Sebastian Vettel finished on the podium on his Ferrari debut, with Williams’ sole starter Felipe Massa taking fourth ahead of star rookie Felipe Nasr, who gave Sauber their first points since 2013 on his F1 debut.
With Williams’ Valtteri Bottas already ruled out of the race thanks to a back injury, and Marussia having failed to qualify, the 17 expected starters became 15 before the lights went out, after McLaren’s Kevin Magnussen and Red Bull’s Daniel Kvyat both experienced car failures en route to the grid.
There would be further casualties on the first lap. Vettel made a slow start, allowing team mate Kimi Raikkonen to pull alongside heading into Turn 1. But as the German clipped the inside kerb he was pushed across the road and inadvertently forced Raikkonen wide over the outer kerb. Delayed, the Finn came under attack from Nasr, who also had Lotus's Pastor Maldonado alongside. The trio pinched together, pitching Maldonado into the barriers. Exit another car.
As Raikkonen fell to eighth, Vettel chased after Massa’s Williams for the first half of the race. The pair’s fight swung on the first round of stops, with Vettel pitting later and emerging ahead. Though Massa would come back at him, Vettel was never truly troubled on his way to the podium.
Massa held on to fourth ahead of compatriot Nasr, who delivered a fantastic performance on his F1 debut. Not only did that make up for all the controversy of the preceding days, it also helped lift Sauber – who also scored through Marcus Ericsson in eighth – into third overall, behind Mercedes and Ferrari.
Daniel Ricciardo suffered the indignity of being lapped by the Mercedes right at the end, but at least took eight points for Red Bull after dropping back from challenging Nasr to finish sixth.
Force India might have lacked their 2014 pace, but Nico Hulkenberg held on for one of his trademark smooth runs to seventh, as Sergio Perez survived a collision with Jenson Button and a slow pit stop to take 10th, thus giving the team a handy seven points.
Toro Rosso were also in the points, although misfortune prevented them from scoring as strongly as their pace warranted. Sainz had looked assured in seventh until encountering delays at his first stop, and then had to be satisfied with eighth overall after being unable to resist Ericsson, shod on a set of soft tyres, in the closing stages.
Max Verstappen, meanwhile, ran very well on his F1 debut, belying his age – he became the youngest starter in F1 history – to challenge for the top six all the way until lap 42, when his STR10 started smoking and had to be retired.
Button was the final finisher after a run in which his detuned Honda engine left him prey to all and sundry whatever he did at the wheel. It was a tough afternoon for McLaren, but at least it marked the MP4-30’s first race distance, albeit one that went two laps fewer than the Mercedes.

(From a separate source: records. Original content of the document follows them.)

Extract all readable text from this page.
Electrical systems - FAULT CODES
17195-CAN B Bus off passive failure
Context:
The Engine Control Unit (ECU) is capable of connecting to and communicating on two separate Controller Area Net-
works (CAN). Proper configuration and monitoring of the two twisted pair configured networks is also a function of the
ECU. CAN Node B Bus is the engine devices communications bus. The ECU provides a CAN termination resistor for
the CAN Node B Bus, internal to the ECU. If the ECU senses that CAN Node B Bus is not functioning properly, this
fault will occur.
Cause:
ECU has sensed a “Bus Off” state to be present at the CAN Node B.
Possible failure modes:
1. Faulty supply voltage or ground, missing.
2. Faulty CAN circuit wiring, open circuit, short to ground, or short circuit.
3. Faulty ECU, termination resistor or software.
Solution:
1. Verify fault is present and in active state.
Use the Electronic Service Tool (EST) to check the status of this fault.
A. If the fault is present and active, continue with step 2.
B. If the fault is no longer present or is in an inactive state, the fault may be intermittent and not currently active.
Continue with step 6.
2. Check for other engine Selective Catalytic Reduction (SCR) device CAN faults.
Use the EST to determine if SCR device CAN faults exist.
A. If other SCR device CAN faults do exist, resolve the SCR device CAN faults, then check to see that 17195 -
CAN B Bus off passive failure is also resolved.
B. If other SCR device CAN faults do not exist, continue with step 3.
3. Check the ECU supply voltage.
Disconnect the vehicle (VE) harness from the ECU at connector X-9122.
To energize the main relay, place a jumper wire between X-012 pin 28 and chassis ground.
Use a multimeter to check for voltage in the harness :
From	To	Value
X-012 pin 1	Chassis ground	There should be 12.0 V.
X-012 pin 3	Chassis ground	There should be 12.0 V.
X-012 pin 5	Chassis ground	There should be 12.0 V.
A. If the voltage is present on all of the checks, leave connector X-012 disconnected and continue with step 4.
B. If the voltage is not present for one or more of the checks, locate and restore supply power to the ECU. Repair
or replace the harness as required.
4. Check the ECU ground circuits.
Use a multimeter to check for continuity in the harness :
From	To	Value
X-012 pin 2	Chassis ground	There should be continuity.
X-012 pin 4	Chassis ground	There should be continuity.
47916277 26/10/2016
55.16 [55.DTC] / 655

It was a disastrous race for Lotus, as Romain Grosjean joined Maldonado in retirement on the opening lap with mechanical problems. Raikkonen was also out of luck: a delay with the left rear wheel dropped him back after his first of two planned stops, and then retired after his second stop after a problem at the same corner mean this left rear was not properly attached.
As he foundered, Mercedes looked ominous throughout, and they duly lead both the drivers’ and constructors’ championships as a result.
In the former, Hamilton leads Rosberg with 25 points to 18, with Vettel third on 15 and Massa fourth on 12.
In the constructors’, meanwhile, the Silver Arrows already have an imposing lead: they sit on 43 points, with Ferrari and Sauber next up on 15 and 14 respectively.